El príncipe don Carlos de Viana
1881. Óleo sobre lienzo, 311,5 x 243 cm. Sala 061ALienzo pintado por el joven Moreno Carbonero a sus veintiún años, supuso el inicio de su merecida fama tras ser premiado con una primera medalla en la Exposición Nacional de Bellas Artes de 1881. El cuadro representa al príncipe Carlos de Viana (1421-1461), cuya novelesca y desgraciada vida fue uno de los temas predilectos de los pintores españoles de historia, sirviendo además en el siglo XIX de inspiración para varias novelas históricas, como la obra de José Zorrilla titulada Lealtad de una mujer y aventuras de una noche (1840) y el drama El príncipe de Viana escrito por Gertrudis Gómez de Avellaneda en 1844.
Hijo primogénito del rey Juan II de Aragón y de Blanca de Navarra, y heredero por tanto del trono de ambos reinos, el príncipe Carlos cayó en desgracia tras las segundas nupcias de su padre con Juana Enríquez, madre de Fernando el Católico, quien, ante la popularidad del príncipe Carlos en tierras de Cataluña, logró que el monarca hiciera prisionero a su propio hijo y legítimo sucesor. Al saberse despreciado por su padre para la sucesión a la Corona, y tras el fracaso de distintos pactos y tratados, el príncipe se resignó a una vida de retiro, dedicada al estudio y la lectura; días en los que disfrutó de la amistad del poeta Ausias March (hacia 1397-1459). Tras huir primero a Francia, se refugió luego en la Corte de su tío Alfonso V de Nápoles, recluyéndose en un monasterio cercano a la ciudad de Mesina, en el que se ubica la escena pintada por Moreno Carbonero. Después regresó a España, donde entró triunfalmente en Barcelona, siendo de nuevo víctima de continuas intrigas políticas y apresado por su padre en Lérida el 2 de diciembre de 1460. Falleció en septiembre de 1461 en la cámara alta del Palacio Real de Barcelona.

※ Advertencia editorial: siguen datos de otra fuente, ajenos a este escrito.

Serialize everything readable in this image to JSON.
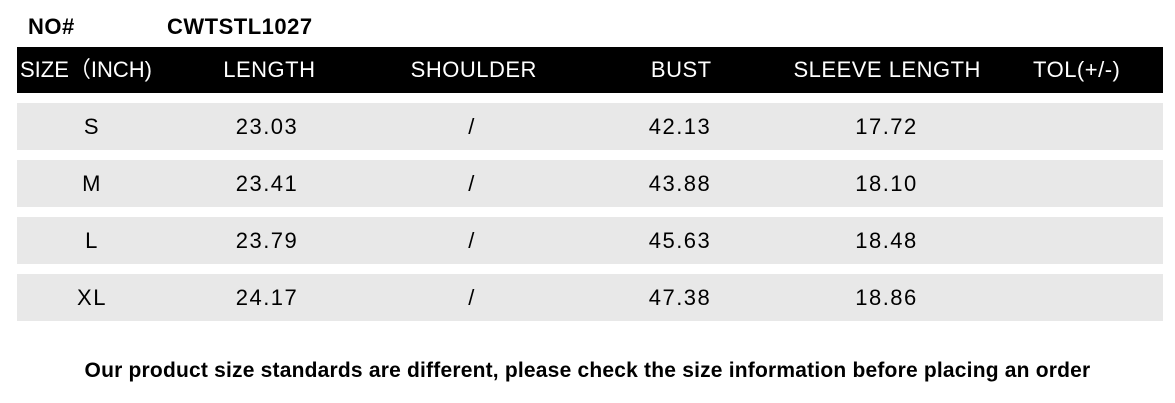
{
  "meta": {
    "no_label": "NO#",
    "product_code": "CWTSTL1027"
  },
  "table": {
    "headers": [
      "SIZE（INCH)",
      "LENGTH",
      "SHOULDER",
      "BUST",
      "SLEEVE LENGTH",
      "TOL(+/-)"
    ],
    "rows": [
      [
        "S",
        "23.03",
        "/",
        "42.13",
        "17.72",
        ""
      ],
      [
        "M",
        "23.41",
        "/",
        "43.88",
        "18.10",
        ""
      ],
      [
        "L",
        "23.79",
        "/",
        "45.63",
        "18.48",
        ""
      ],
      [
        "XL",
        "24.17",
        "/",
        "47.38",
        "18.86",
        ""
      ]
    ]
  },
  "note": "Our product size standards are different, please check the size information before placing an order",
  "colors": {
    "header_bg": "#000000",
    "header_text": "#ffffff",
    "row_bg": "#e8e8e8",
    "text": "#000000"
  }
}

El príncipe se representa vestido con grueso manto de pieles y un gran medallón al cuello, acordes con su dignidad, y aparece en la soledad de la biblioteca del convento, sentado en un sitial gótico, con la única compañía de un perro adormilado a sus pies. Recostada su frágil figura sobre un almohadón y apoyando en otro su pierna izquierda, está pensativo, con un gesto de amargo desencanto y la mirada perdida, sosteniendo en la mano un legajo encuadernado que acaba de leer. Ante sí tiene un gran libro abierto sobre un atril, viéndose detrás una librería repleta de grandes tomos encuadernados en pergamino y varios rollos de documentos esparcidos por el suelo y los estantes. En esta espléndida obra de juventud, Moreno Carbonero asumió el riesgo -verdaderamente inusual en la pintura de género histórico- de reducir el contenido narrativo de la escena a una sola persona, la de su protagonista, volcando sobre él toda la intensidad argumental y dramática de la composición. Para lograrlo, concentró su atención en el reflejo de la personalidad interior del personaje, melancólico e introvertido, y en los polvorientos muebles y libros que envuelven su figura y que conforman el marco espacial de la estancia, adquiriendo éstos un protagonismo tan destacado como el del propio príncipe, acentuando así la sensación de abandono y reclusión de este intelectual personaje regio.
En efecto, la detenida recreación del artista en la reproducción de los libros viejos, rotos y ajados sus pergaminos por el tiempo y el olvido, haciendo en ello alarde de una asombrosa maestría pictórica, así como el mismo sitial en que está sentado don Carlos, cubiertos de polvo los relieves de sus cresterías góticas, introducen al espectador en el ambiente de abandono y dedicación a la lectura que vivió el príncipe durante su obligado retiro (Texto extractado de Díez, J. L.: El Siglo XIX en el Prado. Museo Nacional del Prado, 2007, pp. 254-256).